David called our priest who referred us to a funeral home.  Andrew was cremated and placed in a tiny acorn shaped urn.  My doctor assured us we could still have another child, but it might take up to a year to get pregnant.  At that point, I couldn’t imagine ever trying again.

The weeks following Andrew’s death are a blur.  I returned to my job with the Catholic Church in October.  Social services is among the most emotionally draining fields to be in under the best of circumstances.  I could tell my heart wasn’t in it any more.  I was struggling to connect with people.
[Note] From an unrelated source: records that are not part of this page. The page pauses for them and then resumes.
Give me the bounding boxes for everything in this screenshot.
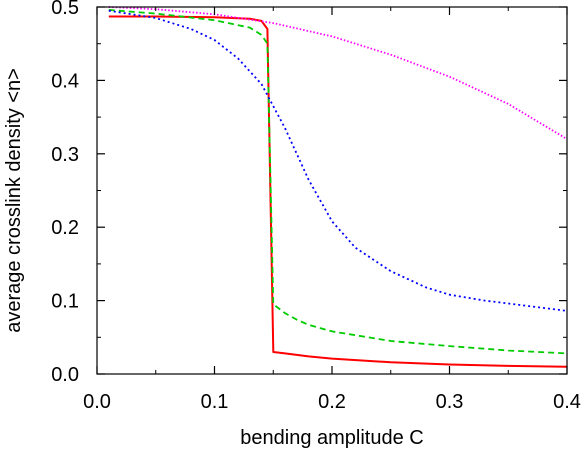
- x-tick-label: 0.4: [553, 391, 581, 413]
- y-tick-label: 0.3: [51, 144, 79, 166]
- x-tick-label: 0.3: [436, 391, 464, 413]
- x-tick-label: 0.0: [83, 391, 111, 413]
- plot-frame: [96, 6, 568, 375]
- x-tick-label: 0.2: [318, 391, 346, 413]
- y-axis-label: average crosslink density <n>: [3, 68, 25, 333]
- series-line-3: [108, 9, 568, 312]
- y-tick-label: 0.2: [51, 217, 79, 239]
- x-axis-label: bending amplitude C: [240, 427, 423, 449]
- series-line-2: [108, 9, 568, 355]
- y-tick-label: 0.5: [51, 0, 79, 19]
- ticks-layer: 0.0 0.1 0.2 0.3 0.4 0.0 0.1 0.2 0.3 0.4 0.5: [51, 0, 581, 413]
- series-layer: [108, 6, 568, 368]
- y-tick-label: 0.4: [51, 70, 79, 92]
- x-tick-label: 0.1: [201, 391, 229, 413]
- series-line-4: [108, 6, 568, 140]
- series-line-1: [108, 15, 568, 368]
- y-tick-label: 0.1: [51, 291, 79, 313]
- y-tick-label: 0.0: [51, 364, 79, 386]
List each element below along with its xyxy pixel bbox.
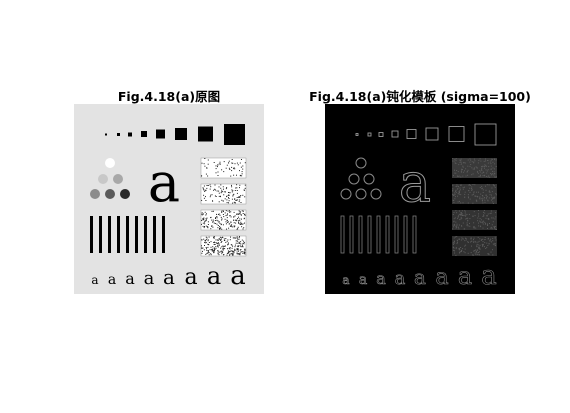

My patience wore thin quickly and I just wasn’t myself.  Part of me was missing and I didn’t know how to fill it.  

By Christmas, we knew we were pregnant again.  I was terrified.  The pregnancy was surprisingly easy.  No morning sickness.  Lots of exhaustion, but that was to be expected given  I was of “advanced maternal age”.  We told the kids at the halfway point.  Again, mixed reactions, but mostly concern mixed with fear.  Katie, who was 12 at the time, was the first to show signs of excitement.  

Connell, 8 hours old. 8lbs 2 oz of
snuggly baby goodness wearing a
hat my sister made.
Connell was born in August of 2012. I'm not sure which of us was louder; his newborn cries mixed with my sobs of relief made the nurses nearly yell to talk over the two of us.  The same doctor who delivered Andrew calmly listened to my blubbering happiness and told me my baby was healthy and alive and I'd done everything just right.  David gently brought Connell to me, all bundled up, sweet little eyes peeking over the swaddle.  

During the first few months of Connell's life I often slipped and called him Andrew.  I don’t think anyone noticed or if they did, they didn’t correct me.  I was afraid, in a lot of ways, that having another baby boy would some how make Andrew less real.  What I’ve come to realize is that Andrew is always going to be real.  I’m always going to miss him.  It’s been more than two years and I still have teary moments when I think about him.  Connell didn’t replace Andrew.  Connell reminded me how to feel happy again.

Pure joy.  14 months old.
So was Connell an oops?  No.  Not even a little bit.  Was he intentional?  Absolutely.  Am I insane?  No. (My mother had me tested.)  

Every year, when the leaves start to change and squirrels litter our yard with acorns, I think about what my life would have been like had Andrew lived.  And I think about how grateful I am that Connell is here and healthy, helping me find joy when I wasn’t sure there was any left.  I don't know why I lost Andrew and I know I never will.  But occasionally I see changes in all of us because of Andrew and I know, as a family, we are better because we loved him.  And I know he loved us.